After a while, I started feeling more relaxed and my stomach didn't hurt as much. I let out a sigh, changing my throat back… but damn, while I didn't hurt as much, I was starving.
But still...
I could do something instead of sitting on my ass and doing nothing while waiting for dinner.
Swallowing as I entered my room and booted up my high-tier Oscomputer. Doubt rose within me as I did, even as I began to research animal-related things to call myself. I also pulled up Photoshop and started brainstorming hero costume desi…
Hold up a moment.
My clothes didn't transform with me.
Hmmm, this could be an issue…
After brainstorming solutions to this problem, I finally arrived at a very unique solution. First of all, I happened to remember that character from MHA, Mirio Togata, who could make his body impermeable. His clothes normally didn't change with him, but after making a special fabric containing his cells, he was able to have it transform with him. Further, I had the ability to turn into different animals, which meant I could turn into a spider and create my own spidersilk!

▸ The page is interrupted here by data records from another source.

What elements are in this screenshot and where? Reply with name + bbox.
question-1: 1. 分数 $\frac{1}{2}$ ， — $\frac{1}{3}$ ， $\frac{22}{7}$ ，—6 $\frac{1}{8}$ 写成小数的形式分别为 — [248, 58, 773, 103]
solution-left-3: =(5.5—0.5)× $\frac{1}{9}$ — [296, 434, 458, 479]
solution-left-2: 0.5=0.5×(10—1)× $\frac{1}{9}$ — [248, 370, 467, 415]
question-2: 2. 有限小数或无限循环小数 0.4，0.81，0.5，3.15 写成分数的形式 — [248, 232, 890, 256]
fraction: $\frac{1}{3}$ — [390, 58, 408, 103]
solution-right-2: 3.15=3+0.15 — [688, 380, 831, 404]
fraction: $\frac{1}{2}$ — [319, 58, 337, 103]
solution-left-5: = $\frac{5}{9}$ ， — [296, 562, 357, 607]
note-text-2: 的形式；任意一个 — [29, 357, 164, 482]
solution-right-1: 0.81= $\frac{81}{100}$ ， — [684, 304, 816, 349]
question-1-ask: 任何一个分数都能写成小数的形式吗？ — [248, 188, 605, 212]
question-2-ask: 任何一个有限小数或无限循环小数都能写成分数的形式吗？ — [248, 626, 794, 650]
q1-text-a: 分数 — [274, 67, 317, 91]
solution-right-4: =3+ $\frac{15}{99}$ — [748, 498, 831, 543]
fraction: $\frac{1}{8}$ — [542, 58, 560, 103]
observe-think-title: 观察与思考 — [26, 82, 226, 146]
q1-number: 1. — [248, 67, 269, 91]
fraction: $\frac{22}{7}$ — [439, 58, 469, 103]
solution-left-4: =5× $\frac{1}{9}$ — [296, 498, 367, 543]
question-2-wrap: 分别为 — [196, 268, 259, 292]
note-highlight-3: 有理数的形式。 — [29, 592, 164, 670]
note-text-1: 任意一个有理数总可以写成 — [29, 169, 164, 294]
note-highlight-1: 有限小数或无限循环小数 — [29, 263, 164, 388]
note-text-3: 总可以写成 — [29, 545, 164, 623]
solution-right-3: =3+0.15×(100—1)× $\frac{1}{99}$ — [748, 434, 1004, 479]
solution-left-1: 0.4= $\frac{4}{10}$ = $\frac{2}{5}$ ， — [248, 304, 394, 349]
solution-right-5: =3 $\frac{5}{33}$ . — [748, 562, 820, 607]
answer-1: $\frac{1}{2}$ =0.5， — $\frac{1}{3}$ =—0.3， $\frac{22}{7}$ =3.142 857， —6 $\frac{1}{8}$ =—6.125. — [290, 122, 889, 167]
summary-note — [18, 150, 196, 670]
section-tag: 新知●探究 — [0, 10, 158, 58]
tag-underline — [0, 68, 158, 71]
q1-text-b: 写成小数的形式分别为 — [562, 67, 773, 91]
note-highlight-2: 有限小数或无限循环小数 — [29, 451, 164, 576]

Granted, this sounded pretty damn impossible and farfetched—but as impossible and farfetched as someone able to turn into multiple animals…? This world ran on superhero movie logic, nothing was too impossible.
Alright, with that idea in mind, what costume could I use?
Hmmm… I wanted a cape, even if Edna would roll in her grave as a result. Capes were cool, man! My color scheme would be important, too… Maybe an earthy kinda look would be good? I tapped a pen against my chin in thought.
And my name…
...God damn it, I was mad that Beast Boy had already been taken. Shit. Therianthropy is the ability to turn into animals… Therian, then, maybe? Nah, that'd make me sound too much like those people who identify as animals. Fucking weirdos, and they undermine the transgender movement… I do not want to be linked to Therians. Okay, what, then?
I blinked as I clicked through Google, looking for animal transformers and animal-related characters for ideas.
Pan.
The Greek god of the wild and animals, among other things… That was a pretty cool name! I grinned a little, feeling a little excitement brewing in me for the first time in… God, a long time. How cool would this be!?
But… could I really do anywhere near good enough of a job..? Or would I fuck things up so badly that Thanos wouldn't need to destroy half of all life on the Earth? Oh, shit, Thanos! How the hell could someone like me face off against someone like that!? He wrecked the Hulk with his bare hands!
Swallowing nervously, I rolled my chair away from my computer, licking my lips nervously. I… I didn't want to die again. Dying had hurt like hell the first time around. I didn't want to do anything that would cause me to face that kind of thing again… Even if there wasn't much purpose for me being here, as long as I was here, I wanted to avoid as much pain as I could. And if I did nothing at all, I'd still have a 50/50 chance of surviving Thanos—without the added threat of dying to a supervillain with the same or similar powers as me, or who was motivated by perceived wrongdoing of Tony Stark.
My fingers restlessly tapped against my armchair as memories of my death flashed through my head, and I desperately shoved them to the back of my mind. A terrible shiver ran down my spine and phantom pain crept through my nerves. I felt like I was going to be sick.
Thankfully, my grandfather shouting, "Dinner's ready, JJ!" shook me out of the almost trance I'd put myself in.
I got up, shaking the chills out of my body, and went down to eat.